Замечание Кирсанов пропустил мимо ушей, лишь усмехнулся. В сущности, это странное существо иной раз веселило его, страстное желание быть похожим на представителя высшего света превращало Пискунова в глупого клоуна из заезжего шапито. Во всяком случае, вреда от него не было, а это уже немало. Тем временем сыщика потянуло на философию:
— Отчего люди живут так бедно, а, господин Кирсанов? Нищета безобразна, а в Петербурге она особенно ужасна, оскорбительна, потому как негоже человеку жить так скверно-с. Кругом такое великолепие — аж дух захватывает! Какие статуи, мосты, храмы… Не подскажете ли, как зовут тех дам, что подпирают крышу?
— Кариатиды. А те мужчины, что балкон держат, — указал Кирсанов набалдашником трости, — зовутся атлантами.
— М, благозвучно. Кариатиды… Атланты… Иностранные слова прекрасны, ухо так и хочет слышать иностранную речь, а не нашу. Наш язык грубый, варварский…
— Я бы так не сказал…
— Не спорьте, не спорьте! Нет в нашем языке культурного изящества…
— Оставим философию, сударь, — оборвал его Кирсанов, завидев подходящий экипаж. — Извозчик!
В экипаже Пискунов глядел по сторонам, по-дурацки мигал веками, словно собирался от умиления расплакаться, и восторженно вздыхал — дурак дураком.
Мадам Аннет держала магазинчик нот. Помимо нотных тетрадей и самих нот, переложенных для всяческих инструментов, какие только придумал человек, она продавала книги и журналы о музыке, вошедшие в моду гитары, и даже через ее магазин можно было выписать рояли, клавесины и фортепьяно.

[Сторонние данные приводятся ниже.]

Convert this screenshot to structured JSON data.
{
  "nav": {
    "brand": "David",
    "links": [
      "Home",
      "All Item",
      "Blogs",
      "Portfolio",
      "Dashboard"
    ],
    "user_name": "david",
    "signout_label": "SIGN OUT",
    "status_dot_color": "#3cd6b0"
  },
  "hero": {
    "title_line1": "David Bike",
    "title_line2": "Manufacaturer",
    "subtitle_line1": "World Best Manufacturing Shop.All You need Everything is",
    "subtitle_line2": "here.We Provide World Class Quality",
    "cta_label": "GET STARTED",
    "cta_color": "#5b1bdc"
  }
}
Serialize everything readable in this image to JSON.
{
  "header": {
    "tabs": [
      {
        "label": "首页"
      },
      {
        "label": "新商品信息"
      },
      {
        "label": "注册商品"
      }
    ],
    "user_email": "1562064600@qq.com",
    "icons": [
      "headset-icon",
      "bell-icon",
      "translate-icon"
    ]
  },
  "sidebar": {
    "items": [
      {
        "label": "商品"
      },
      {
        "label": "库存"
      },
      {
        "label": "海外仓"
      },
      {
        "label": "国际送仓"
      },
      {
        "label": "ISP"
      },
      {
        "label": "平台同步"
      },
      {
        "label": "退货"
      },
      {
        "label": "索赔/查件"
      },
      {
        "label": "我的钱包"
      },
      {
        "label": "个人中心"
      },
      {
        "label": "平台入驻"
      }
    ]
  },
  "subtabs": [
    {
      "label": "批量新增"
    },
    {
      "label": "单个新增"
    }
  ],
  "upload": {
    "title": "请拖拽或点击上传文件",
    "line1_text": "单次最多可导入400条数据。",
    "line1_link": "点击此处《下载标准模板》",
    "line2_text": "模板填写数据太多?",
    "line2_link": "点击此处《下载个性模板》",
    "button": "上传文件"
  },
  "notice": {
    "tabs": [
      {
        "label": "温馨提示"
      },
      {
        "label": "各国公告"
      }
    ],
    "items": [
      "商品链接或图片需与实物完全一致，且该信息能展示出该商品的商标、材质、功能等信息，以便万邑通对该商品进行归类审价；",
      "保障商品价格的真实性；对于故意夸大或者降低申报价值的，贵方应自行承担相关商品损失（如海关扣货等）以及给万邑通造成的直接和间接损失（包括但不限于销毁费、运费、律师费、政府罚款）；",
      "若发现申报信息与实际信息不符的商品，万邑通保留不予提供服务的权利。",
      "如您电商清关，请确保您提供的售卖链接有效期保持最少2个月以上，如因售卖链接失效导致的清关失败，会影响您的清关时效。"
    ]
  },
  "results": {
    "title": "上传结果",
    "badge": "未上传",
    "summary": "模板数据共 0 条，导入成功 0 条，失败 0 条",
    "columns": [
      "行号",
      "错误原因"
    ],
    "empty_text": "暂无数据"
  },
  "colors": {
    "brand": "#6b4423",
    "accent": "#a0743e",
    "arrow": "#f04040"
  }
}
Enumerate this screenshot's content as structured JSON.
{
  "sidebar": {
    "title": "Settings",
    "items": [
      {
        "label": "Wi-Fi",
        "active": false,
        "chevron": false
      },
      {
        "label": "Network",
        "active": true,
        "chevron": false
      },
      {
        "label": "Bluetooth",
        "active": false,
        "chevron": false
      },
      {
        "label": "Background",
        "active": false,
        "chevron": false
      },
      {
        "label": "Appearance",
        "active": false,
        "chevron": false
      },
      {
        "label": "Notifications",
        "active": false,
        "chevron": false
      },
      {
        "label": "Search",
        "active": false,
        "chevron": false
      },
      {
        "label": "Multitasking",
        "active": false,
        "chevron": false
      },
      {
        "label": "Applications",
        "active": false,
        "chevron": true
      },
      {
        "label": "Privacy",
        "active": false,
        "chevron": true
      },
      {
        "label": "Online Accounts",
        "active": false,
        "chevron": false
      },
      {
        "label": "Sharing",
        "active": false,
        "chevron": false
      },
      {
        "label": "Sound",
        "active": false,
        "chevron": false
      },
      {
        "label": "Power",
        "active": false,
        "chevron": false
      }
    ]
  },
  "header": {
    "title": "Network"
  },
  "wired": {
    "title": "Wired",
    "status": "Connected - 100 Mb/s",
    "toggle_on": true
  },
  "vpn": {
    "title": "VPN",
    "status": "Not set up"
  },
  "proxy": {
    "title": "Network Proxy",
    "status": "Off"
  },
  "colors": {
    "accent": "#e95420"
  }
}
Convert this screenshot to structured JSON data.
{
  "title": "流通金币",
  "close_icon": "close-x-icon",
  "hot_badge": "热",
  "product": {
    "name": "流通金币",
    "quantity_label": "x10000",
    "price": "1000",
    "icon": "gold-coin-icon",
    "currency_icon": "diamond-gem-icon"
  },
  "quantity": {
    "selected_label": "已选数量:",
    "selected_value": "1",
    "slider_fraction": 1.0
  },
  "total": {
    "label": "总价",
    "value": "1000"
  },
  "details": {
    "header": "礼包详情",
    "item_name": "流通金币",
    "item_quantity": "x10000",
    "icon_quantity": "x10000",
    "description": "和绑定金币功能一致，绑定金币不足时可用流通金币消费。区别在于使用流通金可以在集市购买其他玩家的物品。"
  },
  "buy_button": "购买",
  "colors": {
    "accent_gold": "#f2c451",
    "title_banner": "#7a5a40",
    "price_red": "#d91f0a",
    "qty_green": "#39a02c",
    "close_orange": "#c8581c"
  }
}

— Чем могу быть вам полезна? — спросила пожилая женщина лет пятидесяти (если не больше) в строгом темно-зеленом платье с кружевным жабо.
Она и была та самая мадам Аннет — подруга Селестины. Увидев перед собой строгую даму преклонных лет, Кирсанов пал духом, предполагая, что ее придется долго уговаривать, дабы получить хоть какие-то сведения. Но та, узнав о причинах, побудивших двух молодых людей приехать в Петербург, неожиданно с небывалым оживлением пригласила их в заднюю комнату, велела подать чаю и разрешила:
— Можете называть меня Анной Валерьяновной, Аннет — псевдоним, покупателям нравится, как будто от этого ноты господина Алябьева станут лучше. Итак, вас интересует Селестина…
— Да, — подхватил обычно выдержанный Кирсанов. — А также что стало с родившимся ребенком? Как найти вашу подругу?
— Навещать ее не стоит, — удивила двух гостей мадам.
— Почему? Она… умерла?
— Нет-нет, Селестина жива, здорова, прекрасно устроена, живет в имении под Петербургом.
— А почему тогда…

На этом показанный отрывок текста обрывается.